Marilyn Jager Adams

Dr. Marilyn Jager Adams (born December 14, 1948) is a specialist in cognition and education. She holds the position of Visiting Scholar at Brown University.[1]

Biography

Adams received a Ph.D. from Brown University in cognitive psychology and developmental psychology

Career

Adams chaired the Planning Committee and was a member of the Study Committee for the National Research Council's report, Preventing Reading Difficulties in Young Children (1998). She has been on the Planning or Steering Committee for National Assessment of Educational Progress (NAEP) Reading Assessment since 1992. She was on the Advisory Panel for the 2003 National Assessment of Adult Literacy (NAAL) and has been given responsibility with developing a vocabulary module for the 2013 NAAL. She is working on this task in collaboration with Kathryn Spoehr, of Brown University .

Adams was Senior Author of the Kindergarten and Grade 1 levels of Open Court Publishing Company's 1995 reading and writing program, "Collections for Young Scholars"; the research-documented efficacy of this program (Foorman et al., 1998) was an impetus for the focus on better classroom reading programs within the Reading First component of the No Child Left Behind Act.

Adams was the Principal Scientist of Phonics Instruction of Scholastic Inc.’s phonics intervention and foundational reading program “System 44”; which combines research-based phonics instruction with adaptive technology. She also designed the continuous scope and sequence for Scholastic Inc.’s K-2 foundational literacy program, “iRead”; which draws upon her experience as an architect of the Common Core State Standards to ensure that every student leaves second grade on a predictable path to college and career readiness.

Other instructional resources of which she was principal author are "Phonemic Awareness in Young Children" (1997) for emergent and remedial reading students, CTB/McGraw-Hill's "Fox in a Box," an award-winning, standards-based literacy assessment kit, and "Odyssey: A Curriculum for Thinking," a research-validated program on thinking skills originally developed for the Republic of Venezuela.

Adams has served as Literacy Advisor for "Sesame Street" and has been Senior Advisor for Instruction for PBS's "Between the Lions" since its inception. She is currently a Visiting Professor in the Cognitive and Linguistic Sciences Department at Brown University and Chief Scientist at Soliloquy Learning, a software company which she co-founded in 2000 to use automated speech recognition to support learning to read. The firm's software is called the Soliloquy Reading Assistant. The Reading Assistant software was acquired by Scientific Learning in 2008.

In 2013, :[2] she published what is probably her best-known book, ABC Foundations For Young Children, in which she presented evidence proof that most American children finishing first-grade still can't name and write all of the alphabet letters. Her other books include the landmark book, Beginning to Read: Thinking and Learning About Print (1990).

Honors

Adams was cited in the 2001 Politics of Education Yearbook as one of the five most influential people in the national reading policy arena (McDaniel et al., 2001). She is the recipient of the American Educational Research Association's Sylvia Scribner Award for outstanding research.

References

1. Adams, M. J. (1990). Beginning to Read: Thinking and Learning about Print. Cambridge, MA: The MIT Press.
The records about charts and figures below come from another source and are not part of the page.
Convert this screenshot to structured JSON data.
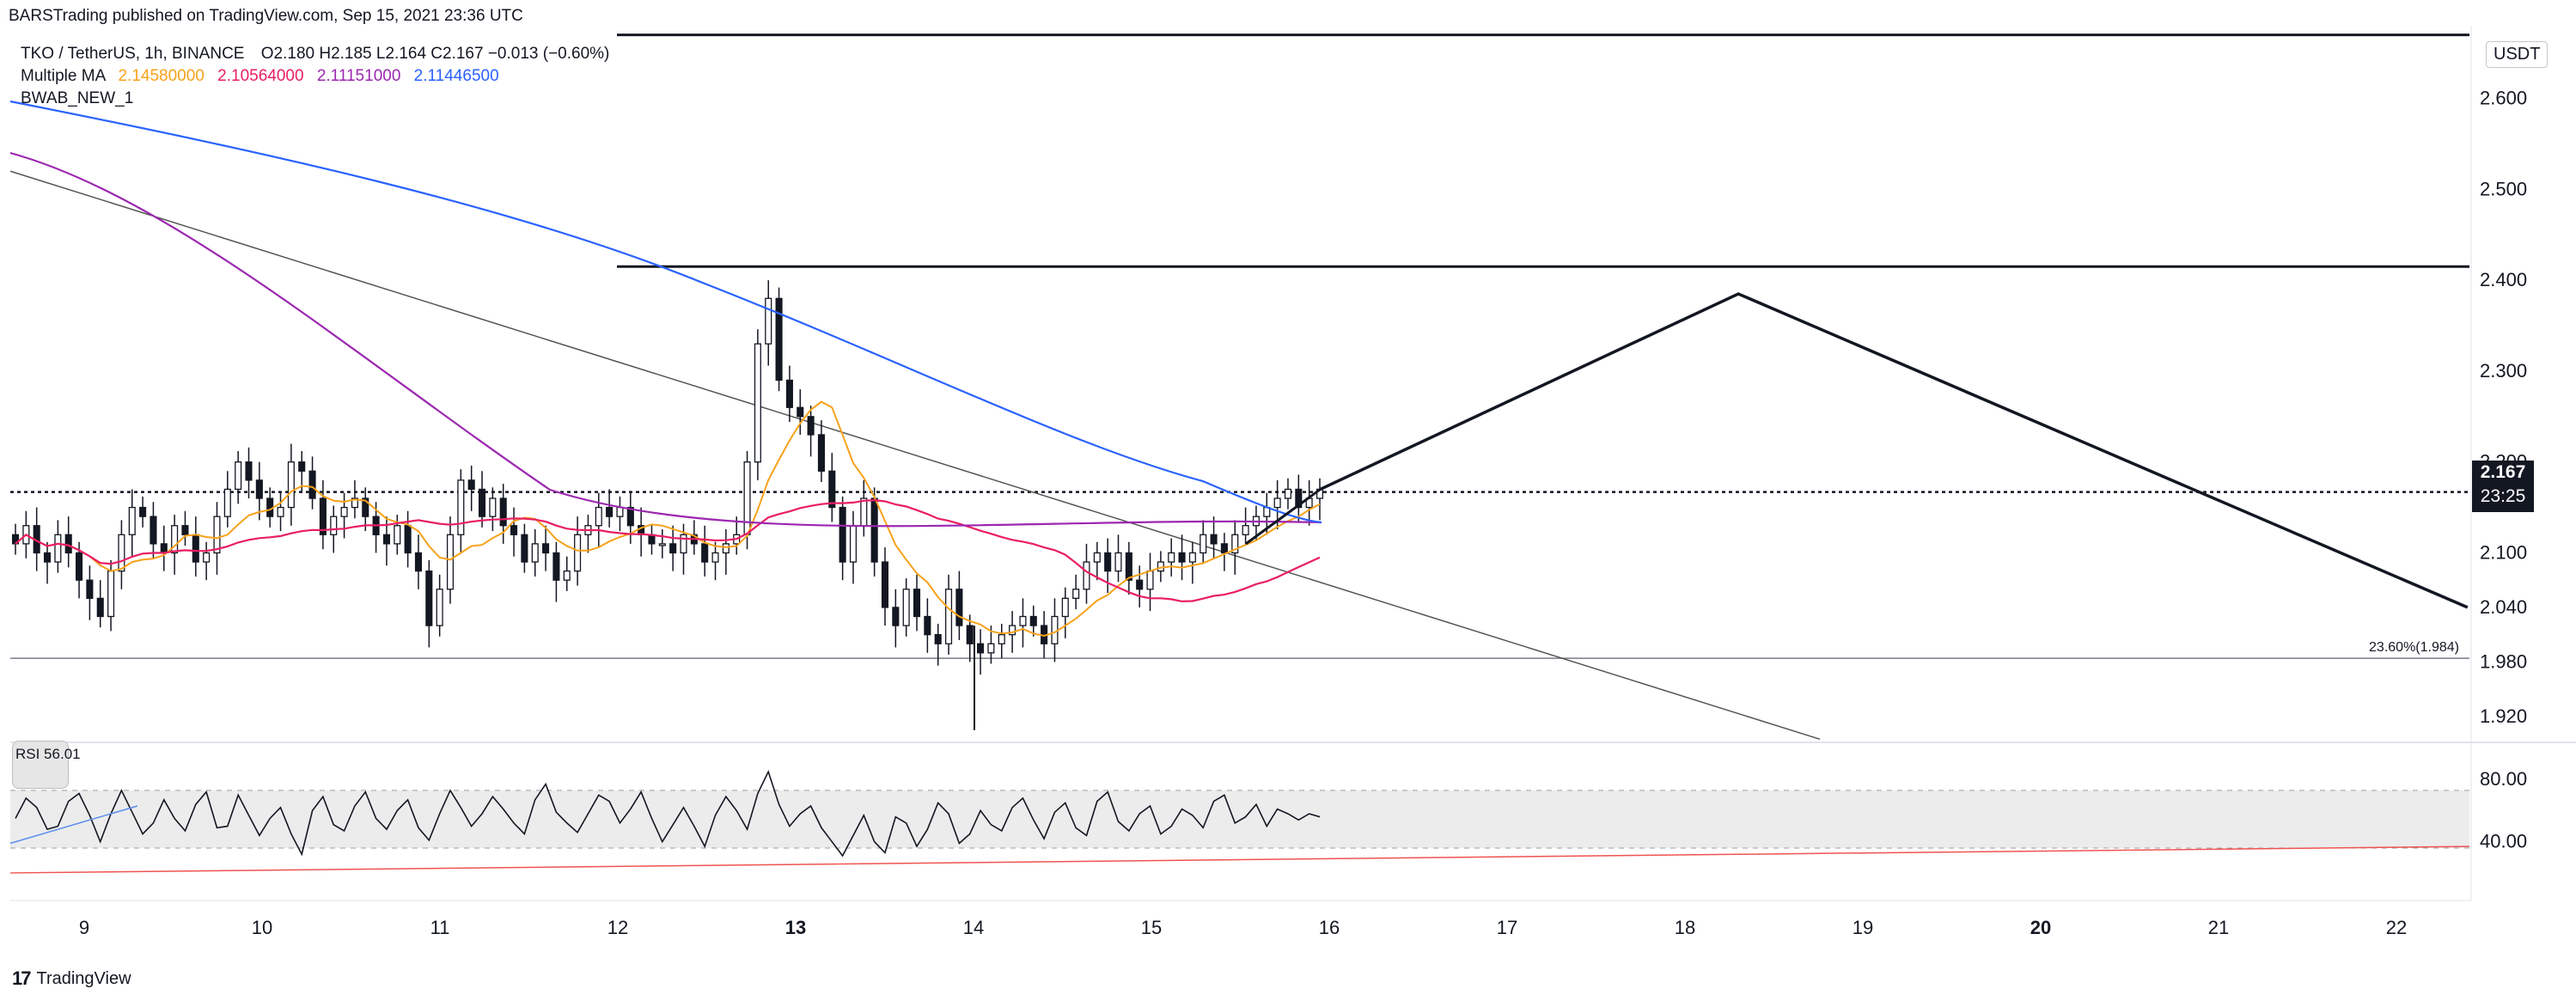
{
  "publisher_line": "BARSTrading published on TradingView.com, Sep 15, 2021 23:36 UTC",
  "symbol": {
    "name": "TKO / TetherUS, 1h, BINANCE",
    "ohlc": "O2.180 H2.185 L2.164 C2.167 −0.013 (−0.60%)"
  },
  "multiple_ma": {
    "label": "Multiple MA",
    "values": [
      "2.14580000",
      "2.10564000",
      "2.11151000",
      "2.11446500"
    ],
    "colors": [
      "#f7a21b",
      "#e91e63",
      "#9c27b0",
      "#2962ff"
    ]
  },
  "indicator_label": "BWAB_NEW_1",
  "rsi_label": "RSI 56.01",
  "currency": "USDT",
  "last_price": {
    "value": "2.167",
    "countdown": "23:25"
  },
  "fib_label": "23.60%(1.984)",
  "brand": {
    "mark": "17",
    "name": "TradingView"
  },
  "colors": {
    "ema_short": "#f7a21b",
    "ma_mid": "#e91e63",
    "ma_long": "#9c27b0",
    "ma_longest": "#2962ff",
    "candle": "#131722",
    "rsi_band": "#ececec"
  },
  "chart_data": [
    {
      "type": "candlestick",
      "x_axis": {
        "tick_labels": [
          "9",
          "10",
          "11",
          "12",
          "13",
          "14",
          "15",
          "16",
          "17",
          "18",
          "19",
          "20",
          "21",
          "22"
        ],
        "bold_ticks": [
          "13",
          "20"
        ]
      },
      "y_axis": {
        "tick_labels": [
          "2.600",
          "2.500",
          "2.400",
          "2.300",
          "2.200",
          "2.100",
          "2.040",
          "1.980",
          "1.920"
        ],
        "ylim": [
          1.9,
          2.68
        ],
        "unit": "USDT"
      },
      "close_series": [
        2.11,
        2.13,
        2.1,
        2.09,
        2.12,
        2.1,
        2.07,
        2.05,
        2.03,
        2.08,
        2.12,
        2.15,
        2.14,
        2.11,
        2.1,
        2.13,
        2.12,
        2.09,
        2.1,
        2.14,
        2.17,
        2.2,
        2.18,
        2.16,
        2.14,
        2.15,
        2.2,
        2.19,
        2.16,
        2.12,
        2.14,
        2.15,
        2.16,
        2.14,
        2.12,
        2.11,
        2.13,
        2.1,
        2.08,
        2.02,
        2.06,
        2.12,
        2.18,
        2.17,
        2.14,
        2.16,
        2.13,
        2.12,
        2.09,
        2.11,
        2.1,
        2.07,
        2.08,
        2.12,
        2.13,
        2.15,
        2.14,
        2.15,
        2.13,
        2.12,
        2.11,
        2.11,
        2.1,
        2.12,
        2.11,
        2.09,
        2.1,
        2.11,
        2.12,
        2.2,
        2.33,
        2.38,
        2.29,
        2.26,
        2.25,
        2.23,
        2.19,
        2.15,
        2.09,
        2.13,
        2.16,
        2.09,
        2.04,
        2.02,
        2.06,
        2.03,
        2.01,
        2.0,
        2.06,
        2.02,
        2.0,
        1.99,
        2.0,
        2.01,
        2.02,
        2.03,
        2.02,
        2.0,
        2.03,
        2.05,
        2.06,
        2.09,
        2.1,
        2.08,
        2.1,
        2.07,
        2.06,
        2.08,
        2.09,
        2.1,
        2.09,
        2.1,
        2.12,
        2.11,
        2.1,
        2.12,
        2.13,
        2.14,
        2.15,
        2.16,
        2.17,
        2.15,
        2.16,
        2.17
      ],
      "moving_averages": [
        {
          "name": "2.14580000",
          "color": "#f7a21b"
        },
        {
          "name": "2.10564000",
          "color": "#e91e63"
        },
        {
          "name": "2.11151000",
          "color": "#9c27b0"
        },
        {
          "name": "2.11446500",
          "color": "#2962ff"
        }
      ],
      "horizontal_levels": [
        2.67,
        2.415,
        2.167,
        1.984
      ],
      "projection_path": [
        [
          "15.95",
          2.17
        ],
        [
          "18.3",
          2.385
        ],
        [
          "22.4",
          2.04
        ]
      ],
      "fib_level": {
        "label": "23.60%(1.984)",
        "value": 1.984
      }
    },
    {
      "type": "line",
      "name": "RSI",
      "y_axis": {
        "tick_labels": [
          "80.00",
          "40.00"
        ],
        "band": [
          36,
          73
        ]
      },
      "current": 56.01,
      "values": [
        55,
        68,
        62,
        48,
        50,
        66,
        71,
        57,
        40,
        58,
        73,
        59,
        45,
        52,
        67,
        55,
        47,
        64,
        72,
        49,
        50,
        70,
        57,
        44,
        55,
        62,
        45,
        32,
        60,
        69,
        51,
        47,
        63,
        72,
        55,
        48,
        60,
        67,
        49,
        41,
        58,
        73,
        62,
        50,
        58,
        69,
        61,
        52,
        45,
        67,
        77,
        59,
        52,
        46,
        58,
        70,
        66,
        52,
        61,
        72,
        55,
        40,
        51,
        62,
        50,
        37,
        57,
        69,
        60,
        48,
        71,
        85,
        64,
        50,
        58,
        63,
        49,
        40,
        31,
        44,
        57,
        40,
        33,
        56,
        52,
        37,
        48,
        65,
        58,
        39,
        45,
        60,
        51,
        47,
        62,
        68,
        54,
        42,
        59,
        65,
        49,
        44,
        66,
        72,
        53,
        47,
        58,
        63,
        45,
        50,
        61,
        57,
        49,
        66,
        70,
        52,
        56,
        64,
        50,
        61,
        58,
        54,
        58,
        56
      ]
    }
  ]
}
2. Adams, M. J., Foorman, B. R., Lundberg, I., & Beeler, T. (1998). Phonemic Awareness in Young Children: A Classroom Curriculum. Baltimore: Paul H. Brookes.

3. http://products.brookespublishing.com/ABC-Foundations-for-Young-Children-P637.aspx 3. Foorman, B.R., Francis, D.J., Fletcher, J.M., Schatschneider, C., and Mehta, P. (1998). The role of instruction in learning to read: Preventing reading failure in at-risk children. Journal of Educational Psychology, 90, 37-55.

4. McDaniel, J.E., Sims, C.H., & Miskel, C.G. (2001). The National Reading Policy Arena: Policy actors and perceived Influence. Educational Policy, 15, 92-114.

5. National Reading Panel (2000). Teaching children to read: An evidence-based assessment of the scientific research literature on reading and its implications for reading instruction. Washington, D.C.: National Institute of Child Health and Human Development.

6. National Research Council. (1998). Preventing reading difficulties in young children. Washington, D.C.: National Academy Press.